In fact, a new University of Barcelona study released last week suggests that you might as well be drunk if you're typing away at the wheel: When people responded to text messages while driving, the effect was similar to being behind the wheel with a blood alcohol concentration of 1.0 grams (g) per liter--above the legal limit of 0.8 g.
But if the U.S. Department of Transportation suggests that the average text message takes your eyes off the road for almost 5 seconds--comparable to driving the length of a football field at 55 miles per hour, blind--why do we do it?

Are We Addicted to Texting?
Atchley has spent years researching that very question. "The term 'addiction' gets thrown around a lot," he says. Sometimes you use it yourself, thinking: My kids/sisters/employees are addicted to texting. You might also even feel it: I should answer this right now.

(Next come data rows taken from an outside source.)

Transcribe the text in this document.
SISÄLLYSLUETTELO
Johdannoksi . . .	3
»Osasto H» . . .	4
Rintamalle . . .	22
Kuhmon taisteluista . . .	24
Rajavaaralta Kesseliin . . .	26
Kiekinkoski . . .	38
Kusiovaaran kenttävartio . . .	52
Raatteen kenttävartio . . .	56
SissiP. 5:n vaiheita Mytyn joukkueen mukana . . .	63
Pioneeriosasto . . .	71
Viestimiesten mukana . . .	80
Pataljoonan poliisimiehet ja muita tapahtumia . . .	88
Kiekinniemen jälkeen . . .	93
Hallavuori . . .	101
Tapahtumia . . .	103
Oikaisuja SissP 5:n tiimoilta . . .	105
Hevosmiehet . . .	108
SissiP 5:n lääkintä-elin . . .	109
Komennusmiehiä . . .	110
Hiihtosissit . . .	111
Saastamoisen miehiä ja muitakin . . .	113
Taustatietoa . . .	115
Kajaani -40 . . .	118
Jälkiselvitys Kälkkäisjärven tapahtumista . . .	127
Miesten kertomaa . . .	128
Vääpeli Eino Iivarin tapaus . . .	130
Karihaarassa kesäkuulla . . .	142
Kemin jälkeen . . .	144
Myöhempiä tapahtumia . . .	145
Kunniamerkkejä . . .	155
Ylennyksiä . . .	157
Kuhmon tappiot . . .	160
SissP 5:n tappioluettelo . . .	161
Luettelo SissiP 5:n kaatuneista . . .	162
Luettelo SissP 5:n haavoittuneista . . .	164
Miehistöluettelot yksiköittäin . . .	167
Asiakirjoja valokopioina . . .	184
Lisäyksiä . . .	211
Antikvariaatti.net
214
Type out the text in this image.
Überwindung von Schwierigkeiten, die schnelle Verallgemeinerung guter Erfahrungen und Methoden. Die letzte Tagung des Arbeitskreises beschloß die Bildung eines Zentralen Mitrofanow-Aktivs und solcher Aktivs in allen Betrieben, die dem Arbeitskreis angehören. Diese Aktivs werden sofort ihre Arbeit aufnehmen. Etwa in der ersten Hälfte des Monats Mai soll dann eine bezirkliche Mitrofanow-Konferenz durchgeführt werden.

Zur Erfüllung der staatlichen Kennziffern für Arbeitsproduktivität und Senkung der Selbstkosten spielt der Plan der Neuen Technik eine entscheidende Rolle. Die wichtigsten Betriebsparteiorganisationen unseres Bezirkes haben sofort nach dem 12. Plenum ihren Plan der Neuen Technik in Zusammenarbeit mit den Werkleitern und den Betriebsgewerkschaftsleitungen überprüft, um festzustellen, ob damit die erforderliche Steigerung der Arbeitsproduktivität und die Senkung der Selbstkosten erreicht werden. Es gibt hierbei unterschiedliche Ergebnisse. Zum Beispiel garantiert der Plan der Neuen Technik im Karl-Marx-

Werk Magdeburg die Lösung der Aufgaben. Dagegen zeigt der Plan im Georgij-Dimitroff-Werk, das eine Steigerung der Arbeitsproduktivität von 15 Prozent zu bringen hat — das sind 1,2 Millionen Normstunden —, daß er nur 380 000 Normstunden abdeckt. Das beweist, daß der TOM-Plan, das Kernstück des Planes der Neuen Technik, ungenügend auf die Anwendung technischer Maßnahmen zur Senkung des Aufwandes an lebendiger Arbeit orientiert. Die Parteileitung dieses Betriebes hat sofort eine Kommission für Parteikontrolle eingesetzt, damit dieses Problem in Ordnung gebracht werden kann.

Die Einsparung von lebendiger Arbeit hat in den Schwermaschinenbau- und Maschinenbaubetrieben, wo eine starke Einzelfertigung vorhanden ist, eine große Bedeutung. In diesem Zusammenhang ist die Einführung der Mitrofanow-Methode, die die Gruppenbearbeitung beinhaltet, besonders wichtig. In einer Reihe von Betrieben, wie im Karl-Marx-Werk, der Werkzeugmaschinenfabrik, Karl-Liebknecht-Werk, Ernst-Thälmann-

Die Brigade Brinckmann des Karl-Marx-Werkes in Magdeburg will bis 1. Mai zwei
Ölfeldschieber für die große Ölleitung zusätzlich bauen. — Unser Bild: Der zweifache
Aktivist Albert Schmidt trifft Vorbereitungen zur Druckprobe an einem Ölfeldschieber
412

"If you're addicted to something, you make irrational decisions," Atchley points out. An alcoholic, for example, won't seek out the best booze; he'll just want to satisfy the craving, even if it means using rubbing alcohol--an irrational decision, he says. But with texting, it's different: In one experiment, Atchley and his team found that people wanted to answer texts from their significant others before responding to acquaintances--the equivalent of seeking out good liquor, he says.

"Texting isn't an addiction; it's a compulsive behavior," he says. You see, information loses value quickly. After 6 hours, there's no point in texting your girlfriend back--you just want your phone back, Atchley says. That might explain why in one set of experiments, people were willing to give up a large reward to text a significant other back within a half hour instead of waiting that 6 hours.